The Minister. And when I died I imagined I should meet my maker face to face.

The Monk (smiling). And I the same. And they,—(he nods toward the Egyptians),—their gods were as real to them,—shadows all, of the unknowable.

The Organist (plunging into the sub-theme which speedily dies off into unfathomable mysteries of dark notes and tones). I wonder if I’m boring them by this heavy stuff. Still what do I care. There are only four. (Nevertheless he fuses the Grail motif to the dance of the flower maidens).

The Boy. Isn’t it lovely!

The Girl. Perfect!

The Organist. Lovely and very difficult. These pedals are working rather stiffly,—and that automobile has to honk just now. (He fingers lightly three notes of a major key indicative of woodland echoes and faint bird notes. Re-enter the barrel house bum who is seeking anything that will amuse him).

The Bum. Still playing! And there are those two old stuffs of women. Not an idea between ’em. (He turns to go but catches sight of the monk and the Egyptians. Pauses, and then turns back).

The Monk. Soothing harmonies these! More strange combinations, the reason for which we cannot guess, the joy and beauty of which we know. I find earthly harmonies very grateful. But then, why?
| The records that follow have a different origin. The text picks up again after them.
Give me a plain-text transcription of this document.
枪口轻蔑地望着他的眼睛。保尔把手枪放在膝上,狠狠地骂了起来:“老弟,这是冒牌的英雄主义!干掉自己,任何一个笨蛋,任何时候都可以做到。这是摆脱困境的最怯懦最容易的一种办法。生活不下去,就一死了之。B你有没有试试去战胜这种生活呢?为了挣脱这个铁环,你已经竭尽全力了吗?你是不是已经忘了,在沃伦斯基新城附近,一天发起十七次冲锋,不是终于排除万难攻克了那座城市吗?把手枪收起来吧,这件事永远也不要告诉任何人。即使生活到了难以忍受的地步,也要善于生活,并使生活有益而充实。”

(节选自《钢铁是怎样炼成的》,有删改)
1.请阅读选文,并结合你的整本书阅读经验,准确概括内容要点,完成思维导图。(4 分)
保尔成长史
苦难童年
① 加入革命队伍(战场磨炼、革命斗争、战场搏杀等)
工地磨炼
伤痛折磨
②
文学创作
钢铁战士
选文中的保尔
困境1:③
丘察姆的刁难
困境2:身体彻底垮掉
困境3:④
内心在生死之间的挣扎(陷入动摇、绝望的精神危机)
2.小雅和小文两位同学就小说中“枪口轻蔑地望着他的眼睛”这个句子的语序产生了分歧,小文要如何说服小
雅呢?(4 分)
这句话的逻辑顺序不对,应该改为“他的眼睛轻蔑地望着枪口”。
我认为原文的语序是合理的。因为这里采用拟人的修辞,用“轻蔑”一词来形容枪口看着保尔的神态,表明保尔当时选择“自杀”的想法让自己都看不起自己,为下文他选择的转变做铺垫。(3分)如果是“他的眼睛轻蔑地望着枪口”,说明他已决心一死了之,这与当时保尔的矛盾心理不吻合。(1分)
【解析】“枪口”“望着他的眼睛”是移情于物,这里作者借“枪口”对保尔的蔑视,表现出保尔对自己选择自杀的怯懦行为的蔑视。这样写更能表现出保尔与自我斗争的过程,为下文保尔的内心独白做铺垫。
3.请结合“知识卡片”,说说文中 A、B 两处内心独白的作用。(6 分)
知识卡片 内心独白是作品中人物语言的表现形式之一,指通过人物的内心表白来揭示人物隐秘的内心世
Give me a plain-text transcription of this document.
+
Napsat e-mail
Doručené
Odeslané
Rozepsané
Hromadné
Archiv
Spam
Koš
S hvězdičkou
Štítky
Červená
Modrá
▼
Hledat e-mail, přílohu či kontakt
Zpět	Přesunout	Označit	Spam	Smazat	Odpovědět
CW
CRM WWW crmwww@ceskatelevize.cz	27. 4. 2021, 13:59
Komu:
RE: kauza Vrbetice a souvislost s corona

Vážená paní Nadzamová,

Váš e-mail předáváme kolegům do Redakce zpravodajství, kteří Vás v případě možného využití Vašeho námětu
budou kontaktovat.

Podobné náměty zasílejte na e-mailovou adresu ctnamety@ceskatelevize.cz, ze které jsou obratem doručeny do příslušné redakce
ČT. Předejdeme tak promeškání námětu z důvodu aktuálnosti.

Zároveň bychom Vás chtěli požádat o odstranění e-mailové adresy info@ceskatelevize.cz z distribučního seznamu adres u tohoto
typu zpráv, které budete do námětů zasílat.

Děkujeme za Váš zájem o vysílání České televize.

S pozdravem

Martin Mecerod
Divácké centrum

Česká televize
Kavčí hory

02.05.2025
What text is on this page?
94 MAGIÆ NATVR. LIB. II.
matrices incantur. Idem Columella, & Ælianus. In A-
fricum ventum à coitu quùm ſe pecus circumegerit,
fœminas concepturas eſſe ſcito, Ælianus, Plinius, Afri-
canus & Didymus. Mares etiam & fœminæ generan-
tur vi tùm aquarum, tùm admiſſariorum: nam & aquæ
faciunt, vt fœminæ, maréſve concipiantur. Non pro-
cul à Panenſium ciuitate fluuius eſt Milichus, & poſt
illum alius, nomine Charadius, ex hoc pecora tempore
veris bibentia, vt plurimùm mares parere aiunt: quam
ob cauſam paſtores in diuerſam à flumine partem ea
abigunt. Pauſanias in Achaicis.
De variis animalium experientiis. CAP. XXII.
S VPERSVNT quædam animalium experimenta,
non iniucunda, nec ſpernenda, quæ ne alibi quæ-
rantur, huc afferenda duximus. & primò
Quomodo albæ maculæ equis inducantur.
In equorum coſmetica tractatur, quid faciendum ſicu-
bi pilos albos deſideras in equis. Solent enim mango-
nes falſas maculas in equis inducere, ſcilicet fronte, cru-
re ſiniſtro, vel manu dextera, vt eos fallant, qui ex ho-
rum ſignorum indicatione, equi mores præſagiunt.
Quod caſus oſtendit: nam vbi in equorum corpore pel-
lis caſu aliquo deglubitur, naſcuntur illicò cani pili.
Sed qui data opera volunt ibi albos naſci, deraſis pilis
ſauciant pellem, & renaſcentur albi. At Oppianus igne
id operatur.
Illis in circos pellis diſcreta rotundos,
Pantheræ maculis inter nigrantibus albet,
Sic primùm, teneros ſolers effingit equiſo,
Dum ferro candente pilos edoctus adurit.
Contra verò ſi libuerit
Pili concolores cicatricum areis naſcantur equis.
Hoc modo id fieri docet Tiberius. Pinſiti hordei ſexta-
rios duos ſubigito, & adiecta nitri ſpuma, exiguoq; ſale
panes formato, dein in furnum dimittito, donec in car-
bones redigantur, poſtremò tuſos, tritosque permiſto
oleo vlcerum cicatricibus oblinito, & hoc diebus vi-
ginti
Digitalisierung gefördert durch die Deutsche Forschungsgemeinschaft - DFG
(He and the priest forget their quondam materiality for a moment and disappear from sight; recovering themselves as shadows only by thinking).

The Bum (staring interrogatively and irritatingly at the monk and the Egyptians, who, however, pay not the slightest attention to him). You thought you knew somepin’ when you were alive, didn’jah? You thought you were smart, huh? You thought you’d find out somepin’ when yuh died, huh? Well, yuh got fooled didn’jah? You’re like all the other stuffs that walk about and think they know a lot. Yuh got left. Har! Har! Har! (He chortles vibrantly). I know as much as you fellers, and I’ve only been dead a dozen years. There aint no answer! Har! Har! Har! There aint no answer! An’ here you are floatin’ aroun’ in them things! (He indicates their dress). Oh, ho, ho ho! (He grins maliciously and executes a crude clog step).